Today’s Arab protesters have adjusted their tactics and objectives to reflect the lessons of the Arab Spring. But whether they can overcome the resistance of their governments’ repressive apparatuses to secure genuine governance improvements remains far from certain.

TEL AVIV – “A specter is haunting the rich world. It is the specter of ungovernability,” began an editorial in The Economist earlier this year, paraphrasing the opening line of the Communist Manifesto. But it is not only the West that is grappling with ungovernability. Across the Arab world, protesters have been making it clear that they will be ungovernable until their leaders deliver good governance.

The immediate triggers of the protests vary by country. In Algeria, it was President Abdelaziz Bouteflika’s announcement of his candidacy for a fifth term that sent people pouring into the streets. In Egypt, it was the government’s tightening of its food-subsidy program, which provides basic goods like rice to millions of people.

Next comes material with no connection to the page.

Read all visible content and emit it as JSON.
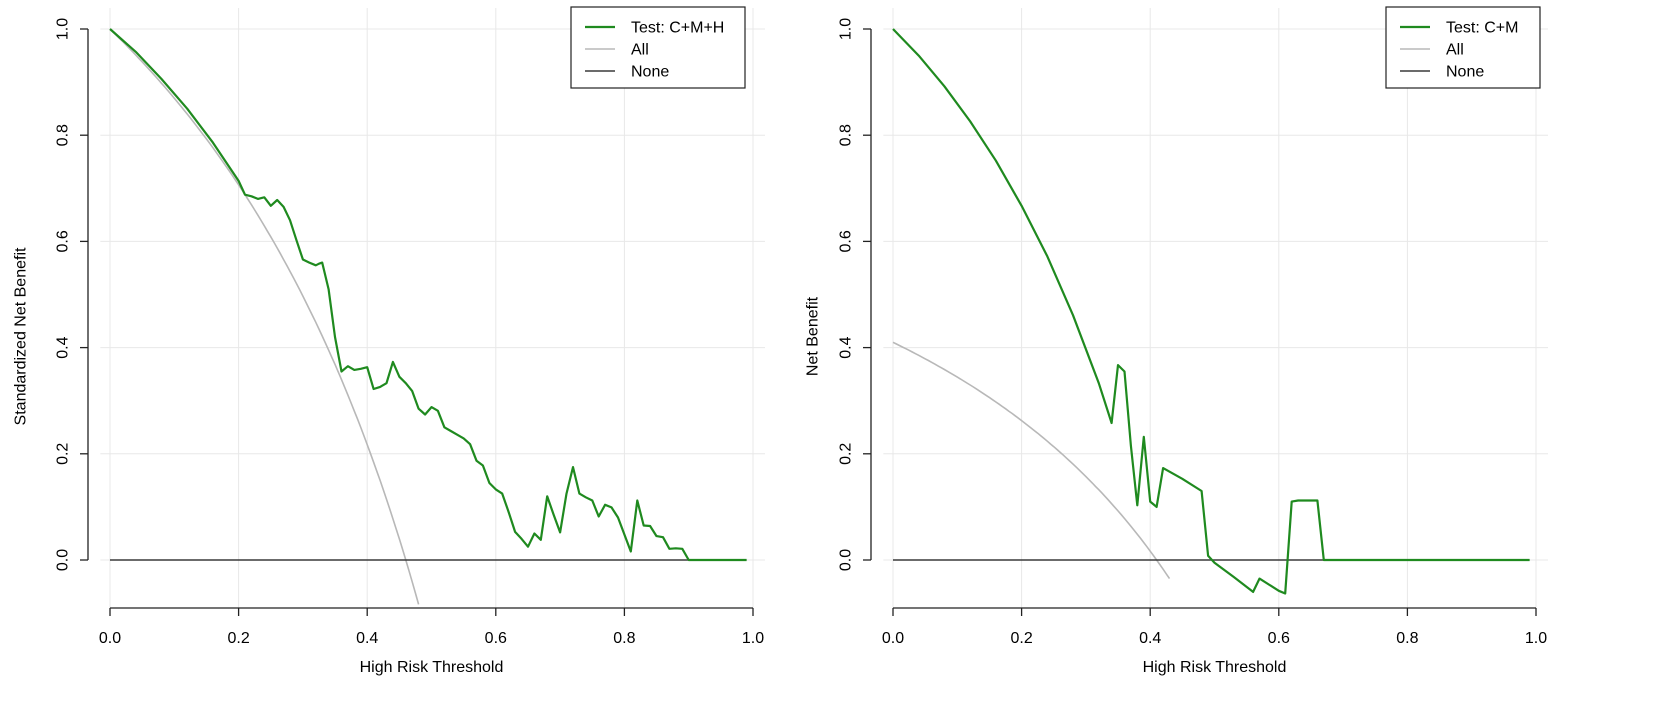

In Iran, a 50% increase in previously highly subsidized fuel prices was to blame; in Sudan, high prices and bread shortages; and in Lebanon, a proposed tax on voice calls on apps like WhatsApp.

But these sparks caused conflagrations only because there was already plenty of kindling. Even after Bouteflika resigned, Egypt re-enrolled 1.8 million people in its food-subsidy program, and Lebanon canceled the WhatsApp tax, protests raged on.